- Inability to predict wildfire: many current news sources such as ca.fire.gov and latimes.com currently show recent news about wildfire; however, that does not provide sufficient time for California residents to evacuate. Thus, we need a system that can predict wildfire movements, impact and spreading speed
- Lack of knowledge of wildfire severity: current wildfire news sources also do not provide clear information about the severity of the fire, so users often do not know whether they need to evacuate or not.
- Unable to evacuate accordingly: current news sources do not give enough understanding about where wildfires are and where to evacuate to.
Our application uses EazyML's model built on training data found on Kaggle's California wildfire dataset ranging from 2013-2019 in order to predict the likelihood and severity of wildfires in California. It also shows the timeline of wildfire severity across California, and the greatest causes for wildfire severity: acres burned, longitude, latitude, and crews involved.

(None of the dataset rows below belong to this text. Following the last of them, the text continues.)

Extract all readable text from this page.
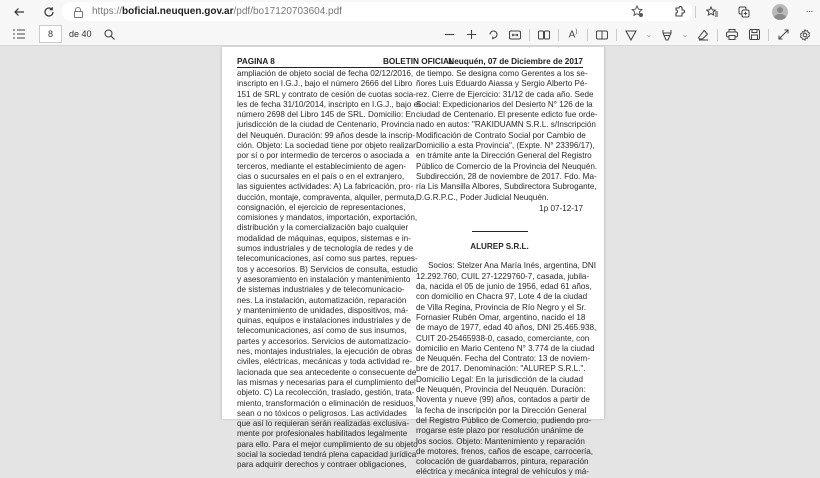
https:// boficial.neuquen.gov.ar /pdf/bo17120703604.pdf	···
8	de 40	A)	⌄	⌄
PAGINA 8	BOLETIN OFICIAL
Neuquén, 07 de Diciembre de 2017
ampliación de objeto social de fecha 02/12/2016,
inscripto en I.G.J., bajo el número 2666 del Libro
151 de SRL y contrato de cesión de cuotas socia-
les de fecha 31/10/2014, inscripto en I.G.J., bajo el
número 2698 del Libro 145 de SRL. Domicilio: En
jurisdicción de la ciudad de Centenario, Provincia
del Neuquén. Duración: 99 años desde la inscrip-
ción. Objeto: La sociedad tiene por objeto realizar
por sí o por intermedio de terceros o asociada a
terceros, mediante el establecimiento de agen-
cias o sucursales en el país o en el extranjero,
las siguientes actividades: A) La fabricación, pro-
ducción, montaje, compraventa, alquiler, permuta,
consignación, el ejercicio de representaciones,
comisiones y mandatos, importación, exportación,
distribución y la comercialización bajo cualquier
modalidad de máquinas, equipos, sistemas e in-
sumos industriales y de tecnología de redes y de
telecomunicaciones, así como sus partes, repues-
tos y accesorios. B) Servicios de consulta, estudio
y asesoramiento en instalación y mantenimiento
de sistemas industriales y de telecomunicacio-
nes. La instalación, automatización, reparación
y mantenimiento de unidades, dispositivos, má-
quinas, equipos e instalaciones industriales y de
telecomunicaciones, así como de sus insumos,
partes y accesorios. Servicios de automatizacio-
nes, montajes industriales, la ejecución de obras
civiles, eléctricas, mecánicas y toda actividad re-
lacionada que sea antecedente o consecuente de
las mismas y necesarias para el cumplimiento del
objeto. C) La recolección, traslado, gestión, trata-
miento, transformación o eliminación de residuos,
sean o no tóxicos o peligrosos. Las actividades
que así lo requieran serán realizadas exclusiva-
mente por profesionales habilitados legalmente
para ello. Para el mejor cumplimiento de su objeto
social la sociedad tendrá plena capacidad jurídica
para adquirir derechos y contraer obligaciones,
de tiempo. Se designa como Gerentes a los se-
ñores Luis Eduardo Aiassa y Sergio Alberto Pé-
rez. Cierre de Ejercicio: 31/12 de cada año. Sede
Social: Expedicionarios del Desierto N° 126 de la
ciudad de Centenario. El presente edicto fue orde-
nado en autos: "RAKIDUAMN S.R.L. s/Inscripción
Modificación de Contrato Social por Cambio de
Domicilio a esta Provincia", (Expte. N° 23396/17),
en trámite ante la Dirección General del Registro
Público de Comercio de la Provincia del Neuquén.
Subdirección, 28 de noviembre de 2017. Fdo. Ma-
ría Lis Mansilla Albores, Subdirectora Subrogante,
D.G.R.P.C., Poder Judicial Neuquén.
1p 07-12-17
ALUREP S.R.L.
Socios: Stelzer Ana María Inés, argentina, DNI
12.292.760, CUIL 27-1229760-7, casada, jubila-
da, nacida el 05 de junio de 1956, edad 61 años,
con domicilio en Chacra 97, Lote 4 de la ciudad
de Villa Regina, Provincia de Río Negro y el Sr.
Fornasier Rubén Omar, argentino, nacido el 18
de mayo de 1977, edad 40 años, DNI 25.465.938,
CUIT 20-25465938-0, casado, comerciante, con
domicilio en Mario Centeno N° 3.774 de la ciudad
de Neuquén. Fecha del Contrato: 13 de noviem-
bre de 2017. Denominación: "ALUREP S.R.L.".
Domicilio Legal: En la jurisdicción de la ciudad
de Neuquén, Provincia del Neuquén. Duración:
Noventa y nueve (99) años, contados a partir de
la fecha de inscripción por la Dirección General
del Registro Público de Comercio, pudiendo pro-
rrogarse este plazo por resolución unánime de
los socios. Objeto: Mantenimiento y reparación
de motores, frenos, caños de escape, carrocería,
colocación de guardabarros, pintura, reparación
eléctrica y mecánica integral de vehículos y má-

Frontend: Bootstrap for HTML, JS, CSS Backend: Flask, EazyML, Folium
It was a slight challenge to get used to the EazyML's API calls instead of just using the normal sklearn or Keras, but after reading the documentation more thoroughly, the process was extremely easy.
We are proud of being able to provide users with significant information about wildfires in California and are able to act accordingly.
We learned how to pair EazyML with Flask. It was also a very good collaborative coding experience, which taught us about the importance of prioritizing tasks and modularizing jobs to get the application completed in time.
We plan on licensing our application to government officials, which will allow us to provide the application free of cost to all California residents. We also plan to make a mobile version of the app to enable easy access.